The study findings could not be subjected to direct comparison with any with any earlier similar investigation because to best of our knowledge this is a first investigation conducted for exploring association of sleep deprivation with periodontal disease. But essentially there exists biological plausibility for such findings. Sleep deprivation leads to the development of unfavorable hormonal profile and modulation of host immune and inflammatory mechanisms.

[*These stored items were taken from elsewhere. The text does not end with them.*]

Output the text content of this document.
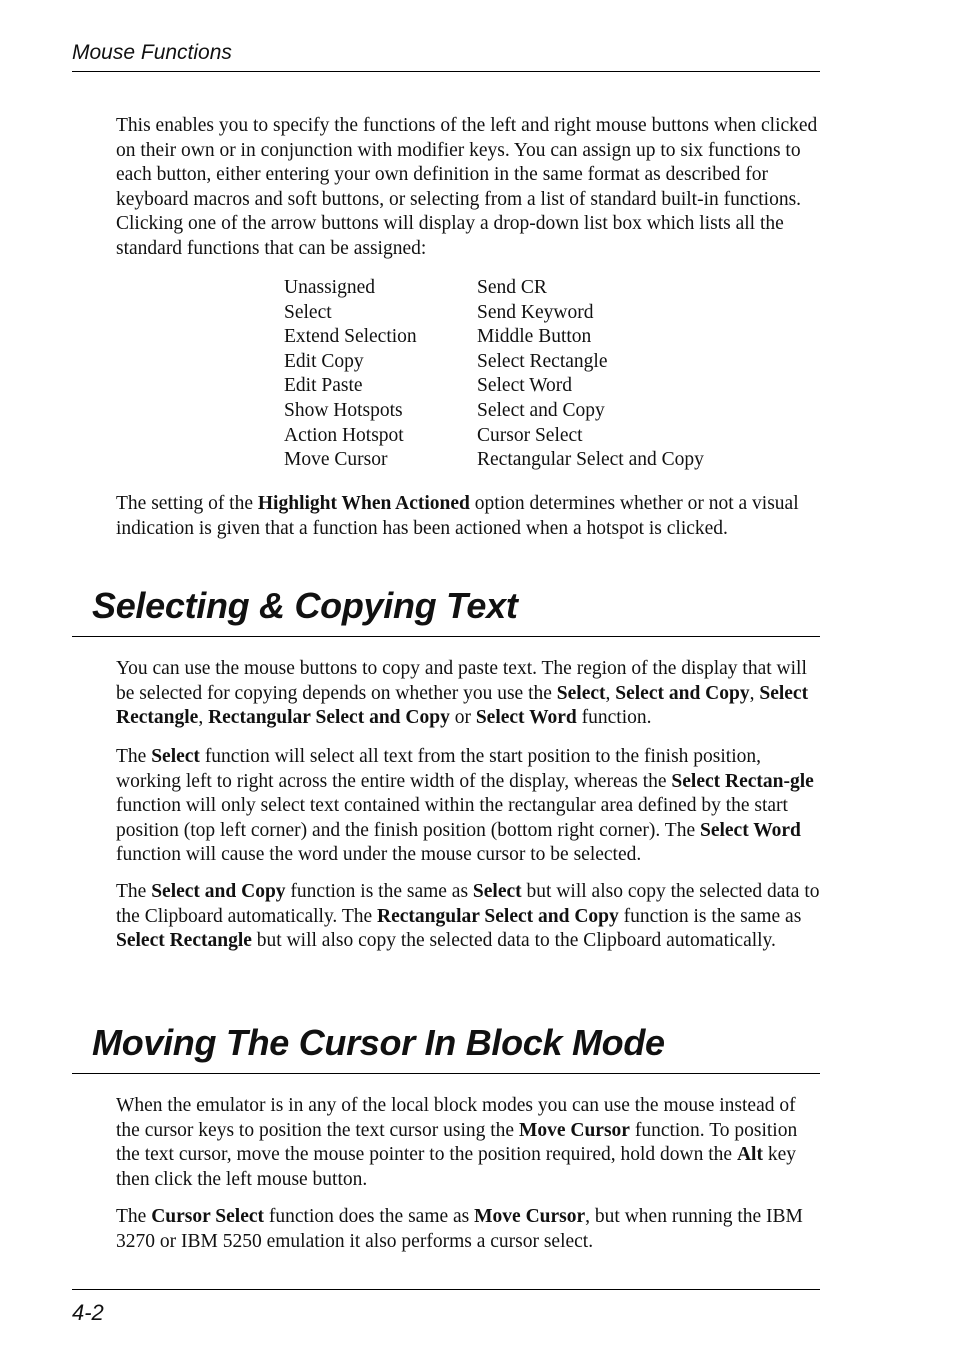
Mouse Functions

This enables you to specify the functions of the left and right mouse buttons when clicked on their own or in conjunction with modifier keys. You can assign up to six functions to each button, either entering your own definition in the same format as described for keyboard macros and soft buttons, or selecting from a list of standard built-in functions. Clicking one of the arrow buttons will display a drop-down list box which lists all the standard functions that can be assigned:

Unassigned
Select
Extend Selection
Edit Copy
Edit Paste
Show Hotspots
Action Hotspot
Move Cursor
Send CR
Send Keyword
Middle Button
Select Rectangle
Select Word
Select and Copy
Cursor Select
Rectangular Select and Copy

The setting of the Highlight When Actioned option determines whether or not a visual indication is given that a function has been actioned when a hotspot is clicked.

Selecting & Copying Text

You can use the mouse buttons to copy and paste text. The region of the display that will be selected for copying depends on whether you use the Select, Select and Copy, Select Rectangle, Rectangular Select and Copy or Select Word function.

The Select function will select all text from the start position to the finish position, working left to right across the entire width of the display, whereas the Select Rectan-gle function will only select text contained within the rectangular area defined by the start position (top left corner) and the finish position (bottom right corner). The Select Word function will cause the word under the mouse cursor to be selected.

The Select and Copy function is the same as Select but will also copy the selected data to the Clipboard automatically. The Rectangular Select and Copy function is the same as Select Rectangle but will also copy the selected data to the Clipboard automatically.

Moving The Cursor In Block Mode

When the emulator is in any of the local block modes you can use the mouse instead of the cursor keys to position the text cursor using the Move Cursor function. To position the text cursor, move the mouse pointer to the position required, hold down the Alt key then click the left mouse button.

The Cursor Select function does the same as Move Cursor, but when running the IBM 3270 or IBM 5250 emulation it also performs a cursor select.

4-2
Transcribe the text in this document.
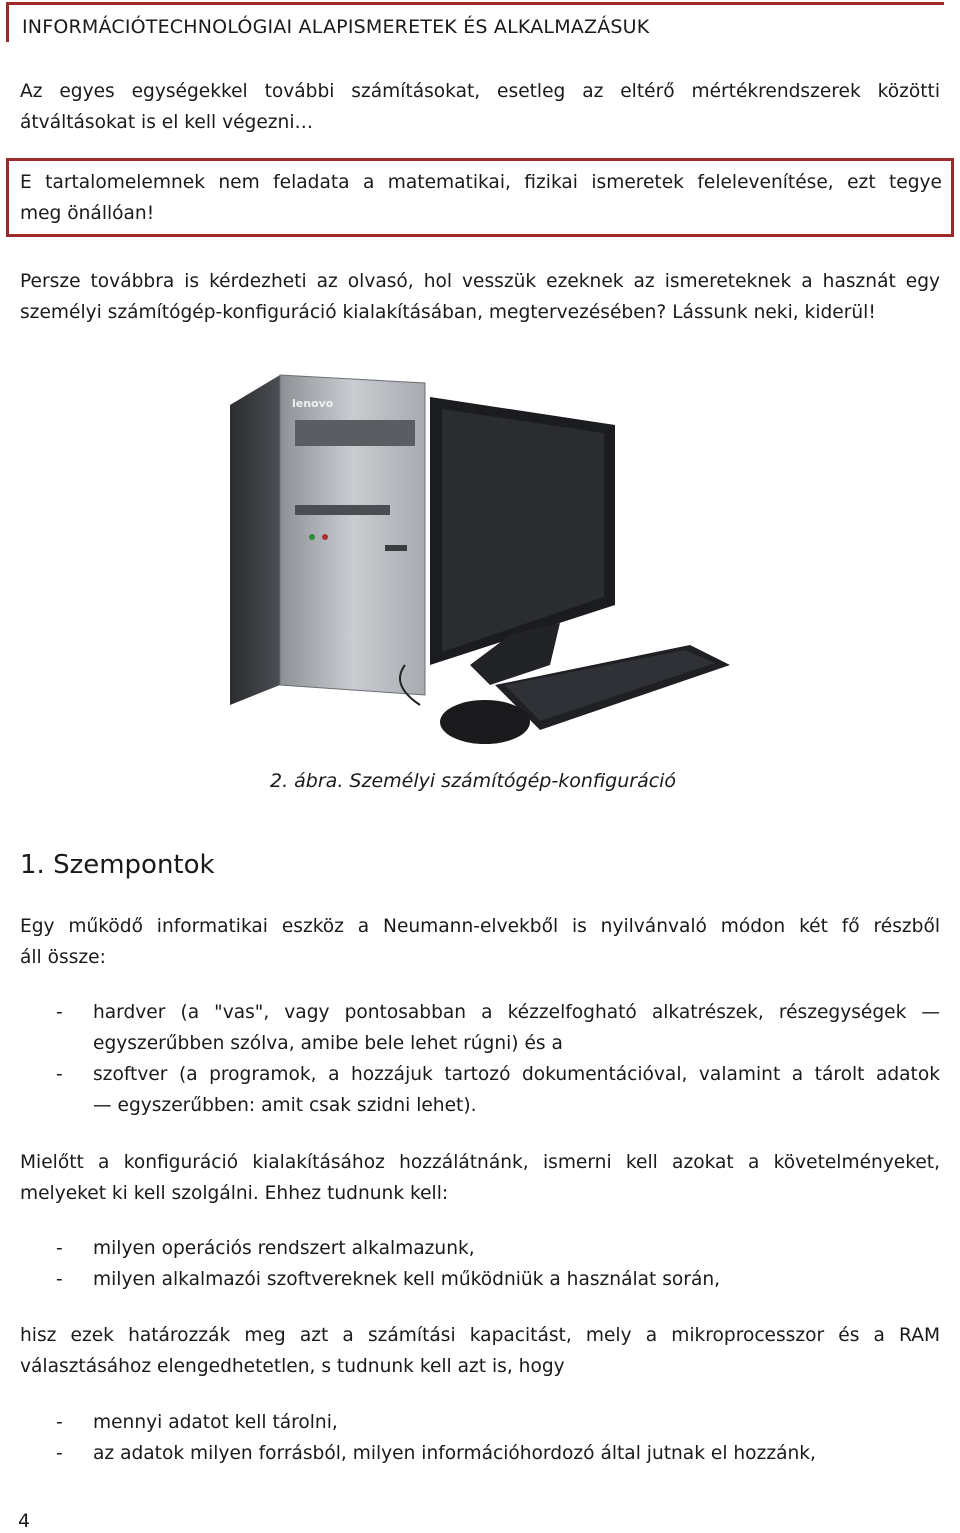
INFORMÁCIÓTECHNOLÓGIAI ALAPISMERETEK ÉS ALKALMAZÁSUK
Az egyes egységekkel további számításokat, esetleg az eltérő mértékrendszerek közötti
átváltásokat is el kell végezni…
E tartalomelemnek nem feladata a matematikai, fizikai ismeretek felelevenítése, ezt tegye
meg önállóan!
Persze továbbra is kérdezheti az olvasó, hol vesszük ezeknek az ismereteknek a hasznát egy
személyi számítógép-konfiguráció kialakításában, megtervezésében? Lássunk neki, kiderül!
lenovo
2. ábra. Személyi számítógép-konfiguráció
1. Szempontok
Egy működő informatikai eszköz a Neumann-elvekből is nyilvánvaló módon két fő részből
áll össze:
- hardver (a "vas", vagy pontosabban a kézzelfogható alkatrészek, részegységek —
egyszerűbben szólva, amibe bele lehet rúgni) és a
- szoftver (a programok, a hozzájuk tartozó dokumentációval, valamint a tárolt adatok
— egyszerűbben: amit csak szidni lehet).
Mielőtt a konfiguráció kialakításához hozzálátnánk, ismerni kell azokat a követelményeket,
melyeket ki kell szolgálni. Ehhez tudnunk kell:
- milyen operációs rendszert alkalmazunk,
- milyen alkalmazói szoftvereknek kell működniük a használat során,
hisz ezek határozzák meg azt a számítási kapacitást, mely a mikroprocesszor és a RAM
választásához elengedhetetlen, s tudnunk kell azt is, hogy
- mennyi adatot kell tárolni,
- az adatok milyen forrásból, milyen információhordozó által jutnak el hozzánk,
4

Deprivation of sleep has been documented to increase lymphocyte activation with overproductions of interleukin-1 (IL-1), IL-6, IL-17, and tumor necrosis factor alpha (TNF-α).[1921] An important start in the efforts to find the source of sleep loss-associated inflammation is a work showing that one night of sleep restricted to 4 h led to increased monocyte production of IL-6 and TNF-alpha messenger RNA.[1921] During experimental sleep deprivation of healthy volunteers, cellular adhesion molecules have been found to increase which are pro-coagulatory and pro-inflammatory markers produced by stimulated vascular endothelium (e.g. E-selectin and intercellular adhesion molecule-1).[1921]

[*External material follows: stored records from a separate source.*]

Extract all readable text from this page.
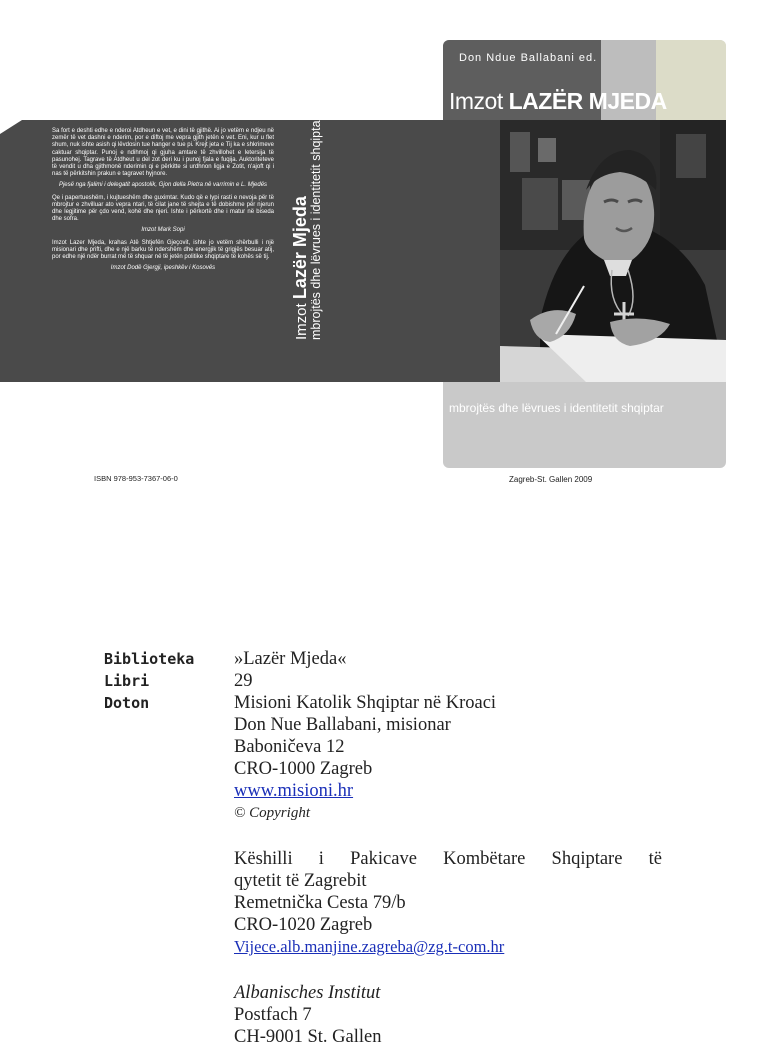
Don Ndue Ballabani ed.
Imzot LAZËR MJEDA

Sa fort e deshti edhe e nderoi Atdheun e vet, e dini të gjithë. Ai jo vetëm e ndjeu në zemër të vet dashni e nderim, por e diftoj me vepra gjith jetën e vet. Eni, kur u flet shum, nuk ishte asish qi lëvdosin tue hanger e tue pi. Krejt jeta e Tij ka e shkrimeve caktuar shqiptar. Punoj e ndihmoj qi gjuha amtare të zhvillohet e letersija të pasunohej. Tagrave të Atdheut u del zot deri ku i punoj fjala e fuqija. Auktoriteteve të vendit u dha gjithmonë nderimin qi e përkitte si urdhnon ligja e Zotit, n'ajoft qi i nas të përkitshin prakun e tagravet hyjnore.

Pjesë nga fjalimi i delegatit apostolik, Gjon della Pietra në varrimin e L. Mjedës

Qe i papertueshëm, i kujtueshëm dhe guximtar. Kudo që e lypi rasti e nevoja për të mbrojtur e zhvilluar ato vepra ntari, të cilat jane të shejta e të dobishme për njerun dhe legjitime për çdo vend, kohë dhe njeri. Ishte i përkortë dhe i matur në biseda dhe sofra.

Imzot Mark Sopi

Imzot Lazer Mjeda, krahas Atë Shtjefën Gjeçovit, ishte jo vetëm shërbulli i një misionari dhe prifti, dhe e një barku të ndershëm dhe energjik të grigjës besuar atij, por edhe një ndër burrat më të shquar në të jetën politike shqiptare të kohës së tij.

Imzot Dodë Gjergji, ipeshkëv i Kosovës

Imzot Lazër Mjeda mbrojtës dhe lëvrues i identitetit shqiptar
mbrojtës dhe lëvrues i identitetit shqiptar
ISBN 978-953-7367-06-0	Zagreb-St. Gallen 2009
Biblioteka
Libri
Doton
»Lazër Mjeda«
29
Misioni Katolik Shqiptar në Kroaci
Don Nue Ballabani, misionar
Baboničeva 12
CRO-1000 Zagreb
www.misioni.hr
© Copyright
Këshilli i Pakicave Kombëtare Shqiptare të
qytetit të Zagrebit
Remetnička Cesta 79/b
CRO-1020 Zagreb
Vijece.alb.manjine.zagreba@zg.t-com.hr
Albanisches Institut
Postfach 7
CH-9001 St. Gallen
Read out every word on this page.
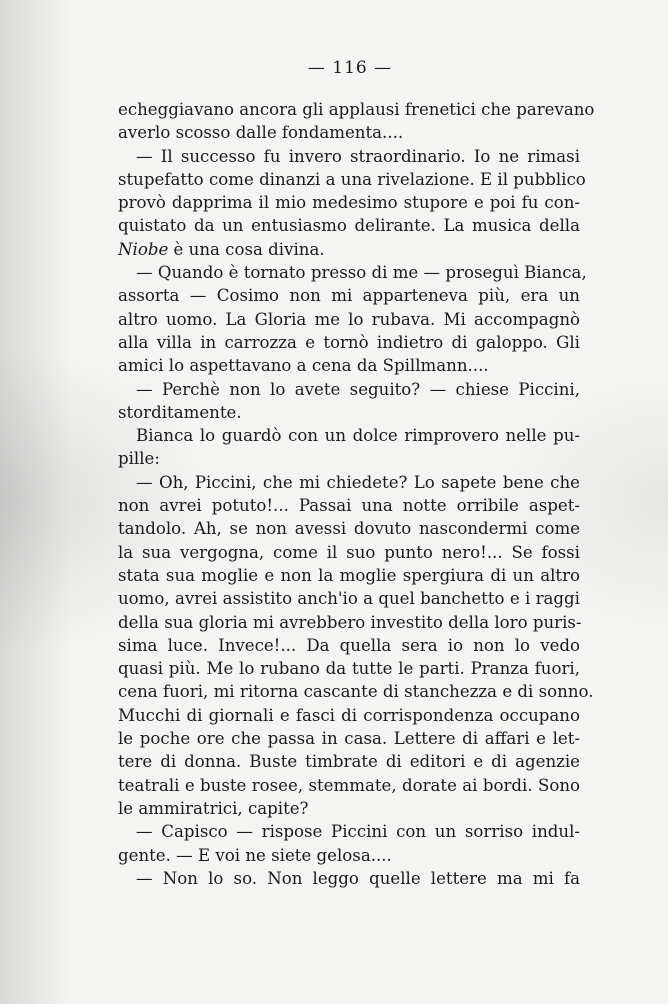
— 116 —
echeggiavano ancora gli applausi frenetici che parevano
averlo scosso dalle fondamenta....
— Il successo fu invero straordinario. Io ne rimasi
stupefatto come dinanzi a una rivelazione. E il pubblico
provò dapprima il mio medesimo stupore e poi fu con-
quistato da un entusiasmo delirante. La musica della
Niobe è una cosa divina.
— Quando è tornato presso di me — proseguì Bianca,
assorta — Cosimo non mi apparteneva più, era un
altro uomo. La Gloria me lo rubava. Mi accompagnò
alla villa in carrozza e tornò indietro di galoppo. Gli
amici lo aspettavano a cena da Spillmann....
— Perchè non lo avete seguito? — chiese Piccini,
storditamente.
Bianca lo guardò con un dolce rimprovero nelle pu-
pille:
— Oh, Piccini, che mi chiedete? Lo sapete bene che
non avrei potuto!... Passai una notte orribile aspet-
tandolo. Ah, se non avessi dovuto nascondermi come
la sua vergogna, come il suo punto nero!... Se fossi
stata sua moglie e non la moglie spergiura di un altro
uomo, avrei assistito anch'io a quel banchetto e i raggi
della sua gloria mi avrebbero investito della loro puris-
sima luce. Invece!... Da quella sera io non lo vedo
quasi più. Me lo rubano da tutte le parti. Pranza fuori,
cena fuori, mi ritorna cascante di stanchezza e di sonno.
Mucchi di giornali e fasci di corrispondenza occupano
le poche ore che passa in casa. Lettere di affari e let-
tere di donna. Buste timbrate di editori e di agenzie
teatrali e buste rosee, stemmate, dorate ai bordi. Sono
le ammiratrici, capite?
— Capisco — rispose Piccini con un sorriso indul-
gente. — E voi ne siete gelosa....
— Non lo so. Non leggo quelle lettere ma mi fa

Sleep-wake cycles have also emerged as prominent regulators of the immune system. Central nervous system regulation of immune responses is primarily driven by two effector signaling pathways: Activation of the hypothalamic pituitary adrenal (HPA) axis and the sympathetic nervous system (SNS). Sleep loss activates sympathetic activity with less robust evidence of effects on the HPA axis. Whereas activation of HPA axis inhibits both antiviral and pro-inflammatory genes, SNS activation suppresses antiviral responses (Th1-type gene expression such as interferon-γ and IL-12B) while stimulating pro-inflammatory genes (Th2-type cytokine genes such as IL-4 and IL-5), which together provides a plausible mechanism to connect sleep disturbance with various infectious and inflammatory diseases. Thus, sleep deprivation decreases immunity and ensues systemic inflammation.[26] As many of cytokines have a significant role in the pathogenesis of chronic periodontal disease, there might occur potentiation of periodontal destruction in a sleep deprived individual. Further short sleep duration has been shown not only to increase pathogen susceptibility; but also to decrease the immunologic protection offered by standard vaccines.[22232425]

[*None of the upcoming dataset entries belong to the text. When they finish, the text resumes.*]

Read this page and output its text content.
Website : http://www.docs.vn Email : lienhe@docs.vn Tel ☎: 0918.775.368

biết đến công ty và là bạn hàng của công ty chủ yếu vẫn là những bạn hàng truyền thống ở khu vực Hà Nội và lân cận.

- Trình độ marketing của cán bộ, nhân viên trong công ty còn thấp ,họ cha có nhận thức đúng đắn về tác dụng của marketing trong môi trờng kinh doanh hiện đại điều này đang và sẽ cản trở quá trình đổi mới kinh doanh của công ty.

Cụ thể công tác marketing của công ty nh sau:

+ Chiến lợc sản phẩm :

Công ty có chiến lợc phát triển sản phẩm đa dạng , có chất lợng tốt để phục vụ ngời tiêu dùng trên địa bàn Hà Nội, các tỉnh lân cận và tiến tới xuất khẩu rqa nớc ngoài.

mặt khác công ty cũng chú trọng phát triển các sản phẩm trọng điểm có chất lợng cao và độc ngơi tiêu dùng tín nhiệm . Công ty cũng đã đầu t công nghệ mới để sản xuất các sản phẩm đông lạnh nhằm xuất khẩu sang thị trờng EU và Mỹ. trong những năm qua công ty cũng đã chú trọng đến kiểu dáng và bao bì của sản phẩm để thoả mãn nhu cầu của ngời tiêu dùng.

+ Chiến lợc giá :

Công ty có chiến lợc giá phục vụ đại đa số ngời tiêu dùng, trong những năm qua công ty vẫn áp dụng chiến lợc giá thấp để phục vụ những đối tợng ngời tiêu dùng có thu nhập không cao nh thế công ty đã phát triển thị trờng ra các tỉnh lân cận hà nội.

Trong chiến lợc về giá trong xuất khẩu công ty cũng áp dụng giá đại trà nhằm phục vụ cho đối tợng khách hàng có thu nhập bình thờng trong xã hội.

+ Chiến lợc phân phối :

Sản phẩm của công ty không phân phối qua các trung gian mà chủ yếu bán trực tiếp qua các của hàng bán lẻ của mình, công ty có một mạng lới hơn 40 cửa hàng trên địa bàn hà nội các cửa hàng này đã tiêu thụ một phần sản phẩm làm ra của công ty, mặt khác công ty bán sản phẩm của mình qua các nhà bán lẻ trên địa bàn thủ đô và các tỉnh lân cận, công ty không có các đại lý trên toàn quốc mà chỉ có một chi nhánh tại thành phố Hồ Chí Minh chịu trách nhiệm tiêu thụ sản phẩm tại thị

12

Sleep deprivation is known to adversely affect cognition and motor performance.[26] This might impair an individual's capacity to perform adequate oral hygiene practices, thus increasing the risk of periodontal disease. Due to multifactorial etiology of both sleep deprivation and periodontal disease other unknown confounding factors might explain this association too.

Thus, the present study can be taken as hypothesis generating investigation and with its preliminary results suggestive of the association of sleep deprivation with severity of periodontal disease, definitely calls on for future studies with larger samples, studying the effects after controlling of other confounding factors and including both subjective and objective measures for assessment of sleep.

CONCLUSION

Within limits of the present investigation, there appears to be an association between periodontal diseases and sleep deprivation. Better understanding the interplay between sleep deprivation and periodontitis with more focused investigations may help in designing effective lifestyle intervention strategies for this multifactorial disease.